Intrinsieke voetspieren
Volgens de Leuvense onderzoekers bestaat het compensatiesysteem uit een passieve, actieve en neurale component, waarbij functionele variabiliteit tussen deze subsystemen bestaat. Het actieve systeem bestaat uit de voetspieren. Deze moeten zorgen voor meer weerstand tegen deformiteit van de mediale longitudinale voetboog tijdens belasting. Hierbij spelen de intrinsieke voetspieren een grote rol, vooral de musculus abductor hallucis, flexor digitorum brevis en quadratus plantae, aangezien deze spieren de capaciteit hebben om de voetstatiek te kunnen controleren. Daarnaast zorgen deze spieren voor het verstijven van het distale deel van de voet om te helpen bij afwikkeling.
De deelnemers
Aan dit onderzoek deden dertig jonge, fysiek actieve volwassenen mee met geprononceerde voeten (19 mannen en 11 vrouwen). Alle participanten waren amateurhardlopers en liepen minstens vijftien kilometer per week in de zes maanden voor de studie. Alleen deelnemers met een foot posture index (FPI) tussen de zes en twaalf zijn meegenomen in de studie. Bij participanten is alleen de voet met de hoogste FPI meegenomen in verdere metingen en data-analyse. Indien beide voeten hetzelfde waren is de rechtervoet meegenomen. De diagnose symptomatisch (n=15) werd gegeven door een zorgprofessional indien de afgelopen zes maanden terugkomende overbelasting blessures aanwezig waren.

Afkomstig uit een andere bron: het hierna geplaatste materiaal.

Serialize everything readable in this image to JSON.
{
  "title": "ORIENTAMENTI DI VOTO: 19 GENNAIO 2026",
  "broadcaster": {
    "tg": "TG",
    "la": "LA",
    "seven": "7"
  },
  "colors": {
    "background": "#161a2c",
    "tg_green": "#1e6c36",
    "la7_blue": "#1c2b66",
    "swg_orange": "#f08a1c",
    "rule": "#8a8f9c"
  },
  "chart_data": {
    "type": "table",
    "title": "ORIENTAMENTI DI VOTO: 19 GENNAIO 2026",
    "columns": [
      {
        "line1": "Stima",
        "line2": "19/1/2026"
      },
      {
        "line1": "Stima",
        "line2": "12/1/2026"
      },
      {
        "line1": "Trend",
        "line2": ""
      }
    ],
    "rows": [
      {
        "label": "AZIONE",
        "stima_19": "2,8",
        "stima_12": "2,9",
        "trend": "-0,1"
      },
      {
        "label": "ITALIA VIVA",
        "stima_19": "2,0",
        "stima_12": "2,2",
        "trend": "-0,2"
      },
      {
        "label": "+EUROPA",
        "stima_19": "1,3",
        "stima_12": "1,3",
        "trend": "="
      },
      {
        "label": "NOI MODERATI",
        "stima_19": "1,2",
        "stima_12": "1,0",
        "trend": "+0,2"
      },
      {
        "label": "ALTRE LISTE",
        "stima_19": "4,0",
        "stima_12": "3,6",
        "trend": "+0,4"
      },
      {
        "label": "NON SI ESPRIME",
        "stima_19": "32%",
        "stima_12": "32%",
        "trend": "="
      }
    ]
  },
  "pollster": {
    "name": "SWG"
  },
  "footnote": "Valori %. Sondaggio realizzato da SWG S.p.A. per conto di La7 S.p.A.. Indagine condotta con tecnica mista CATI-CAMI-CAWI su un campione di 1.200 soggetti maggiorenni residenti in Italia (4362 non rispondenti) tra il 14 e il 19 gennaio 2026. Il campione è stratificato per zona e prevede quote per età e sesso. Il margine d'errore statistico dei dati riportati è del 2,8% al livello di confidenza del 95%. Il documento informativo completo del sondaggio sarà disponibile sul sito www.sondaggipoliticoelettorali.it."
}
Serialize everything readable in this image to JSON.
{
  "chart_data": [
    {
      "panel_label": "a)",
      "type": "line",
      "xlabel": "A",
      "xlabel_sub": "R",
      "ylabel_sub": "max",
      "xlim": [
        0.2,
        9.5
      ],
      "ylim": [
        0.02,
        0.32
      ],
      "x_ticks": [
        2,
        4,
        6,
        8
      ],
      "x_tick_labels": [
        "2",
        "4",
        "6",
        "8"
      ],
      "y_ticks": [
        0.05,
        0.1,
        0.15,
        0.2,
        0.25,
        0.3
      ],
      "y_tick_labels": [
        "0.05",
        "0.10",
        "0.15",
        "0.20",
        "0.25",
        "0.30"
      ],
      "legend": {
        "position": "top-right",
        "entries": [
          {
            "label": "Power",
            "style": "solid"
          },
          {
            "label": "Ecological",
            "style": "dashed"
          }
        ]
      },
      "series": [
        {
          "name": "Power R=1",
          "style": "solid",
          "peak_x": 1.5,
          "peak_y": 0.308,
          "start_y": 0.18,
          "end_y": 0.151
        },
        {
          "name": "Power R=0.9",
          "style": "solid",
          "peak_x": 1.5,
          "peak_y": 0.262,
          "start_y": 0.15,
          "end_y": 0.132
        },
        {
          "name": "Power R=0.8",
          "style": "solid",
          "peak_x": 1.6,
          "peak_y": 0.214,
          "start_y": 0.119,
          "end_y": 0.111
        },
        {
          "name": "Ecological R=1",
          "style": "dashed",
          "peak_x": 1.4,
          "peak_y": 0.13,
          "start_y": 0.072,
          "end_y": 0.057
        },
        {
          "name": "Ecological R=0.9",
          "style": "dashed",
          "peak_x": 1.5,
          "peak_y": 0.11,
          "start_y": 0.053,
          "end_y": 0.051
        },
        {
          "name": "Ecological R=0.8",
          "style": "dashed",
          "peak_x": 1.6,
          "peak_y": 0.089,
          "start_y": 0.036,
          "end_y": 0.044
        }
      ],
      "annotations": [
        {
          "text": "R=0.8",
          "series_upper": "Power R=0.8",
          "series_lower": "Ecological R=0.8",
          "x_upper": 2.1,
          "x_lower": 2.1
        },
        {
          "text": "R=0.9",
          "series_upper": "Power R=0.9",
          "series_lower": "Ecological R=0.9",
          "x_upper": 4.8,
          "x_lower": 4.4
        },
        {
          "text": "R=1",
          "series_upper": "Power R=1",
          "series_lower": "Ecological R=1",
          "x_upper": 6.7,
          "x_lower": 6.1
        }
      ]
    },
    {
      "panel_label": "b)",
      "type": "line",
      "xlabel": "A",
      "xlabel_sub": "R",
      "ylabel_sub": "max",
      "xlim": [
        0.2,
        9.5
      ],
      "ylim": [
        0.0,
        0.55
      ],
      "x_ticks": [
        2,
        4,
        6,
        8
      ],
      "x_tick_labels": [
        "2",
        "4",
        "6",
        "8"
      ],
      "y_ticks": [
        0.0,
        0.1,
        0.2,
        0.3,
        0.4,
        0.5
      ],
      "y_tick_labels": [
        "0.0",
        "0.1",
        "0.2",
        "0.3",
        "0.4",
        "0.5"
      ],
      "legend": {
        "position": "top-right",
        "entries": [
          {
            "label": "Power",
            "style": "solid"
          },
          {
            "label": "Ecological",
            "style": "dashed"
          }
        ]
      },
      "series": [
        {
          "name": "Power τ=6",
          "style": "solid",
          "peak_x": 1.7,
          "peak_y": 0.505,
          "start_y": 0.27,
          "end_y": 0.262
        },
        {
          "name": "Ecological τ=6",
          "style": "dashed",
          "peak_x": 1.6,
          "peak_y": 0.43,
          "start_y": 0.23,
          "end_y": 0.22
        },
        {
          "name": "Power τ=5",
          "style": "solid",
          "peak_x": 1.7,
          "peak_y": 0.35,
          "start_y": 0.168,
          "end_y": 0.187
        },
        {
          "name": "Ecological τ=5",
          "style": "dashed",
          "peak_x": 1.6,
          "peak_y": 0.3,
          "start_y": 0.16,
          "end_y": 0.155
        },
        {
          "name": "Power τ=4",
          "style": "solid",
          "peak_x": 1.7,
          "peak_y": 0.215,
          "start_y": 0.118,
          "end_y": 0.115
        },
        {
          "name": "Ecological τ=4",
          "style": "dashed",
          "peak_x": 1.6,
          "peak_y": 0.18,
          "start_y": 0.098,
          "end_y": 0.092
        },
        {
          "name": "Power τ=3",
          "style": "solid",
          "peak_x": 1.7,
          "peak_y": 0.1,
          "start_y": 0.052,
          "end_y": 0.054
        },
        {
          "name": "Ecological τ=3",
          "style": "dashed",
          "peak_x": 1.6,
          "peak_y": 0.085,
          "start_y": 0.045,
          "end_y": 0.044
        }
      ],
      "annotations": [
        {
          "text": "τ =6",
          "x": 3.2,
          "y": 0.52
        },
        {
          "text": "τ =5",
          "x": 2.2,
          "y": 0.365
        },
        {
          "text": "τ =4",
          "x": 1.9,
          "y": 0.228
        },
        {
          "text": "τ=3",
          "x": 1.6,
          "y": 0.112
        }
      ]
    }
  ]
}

Tabel 1 Studiekarakteristieken van de symptomatische en asymptomatische groep | ||
.............................................. | Symptomatisch | Asymptomatisch |
Aantal (vrouw/man) | 15 (6/9) | 15(5/10) |
Mediaal tibiaal stresssyndroom | 8 | - |
Patellofemoraal pijnsyndroom | 6 | - |
Fasciitis plantaris | 1 | - |
Leeftijd | 23.3 ± 5.1 | 25 ± 5.3 |
BMI | 70.3 ± 10.0 | 70.2 ± 9.4 |
FPI | 7.7 ± 1.7 | 7.1 ± 1.1 |
Intensiteit training (km/wk) | 19.5 ± 6.6 | 25.7 ± 10.9 |
Loopsnelheid (km/h) | 4.6 ± 0.4 | 4.7 ± 0.4 |
Kleinere intrinsieke voetspieren
Uit het onderzoek kwam naar voeren dat de omvang van de m. flexor digitorum longus (19%), m. abductor hallucis (14%), mm. peroneus (12%) en m. abductor hallucis (27%) kleiner was in de symptomatische groep. De symptomatische groep had meer voorvoetabductie tijdens de standfase van de loopcyclus.
De kip of het ei?
Om klachten op te kunnen lossen, moet er geredeneerd worden waar ze vandaan komen. De auteurs van dit artikel suggereren dat de afwijkende voetstatiek zelf niet voor het ontstaan van klachten zorgt, maar voor een verminderde omvang van intrinsieke voetspieren. De spieromvang beïnvloedt de krachtproductie en zou daardoor van invloed kunnen zijn op de voetdynamiek, die kan leiden toch klachten. Dit is goed om in acht te houden, wanneer je iemand met een soortgelijk profiel van de klachten af wil helpen.
Wilt u het artikel nalezen?
Zhang, X., Pauel, R., Deschamps, K., Jonkers, I., Vanwanseele, B. Differences in foot muscle morphology and foot kinematics between symptomatic and asymptomatic pronated feet (2019). Scand J Med Sci Sports. 2019; 29:1766–1773.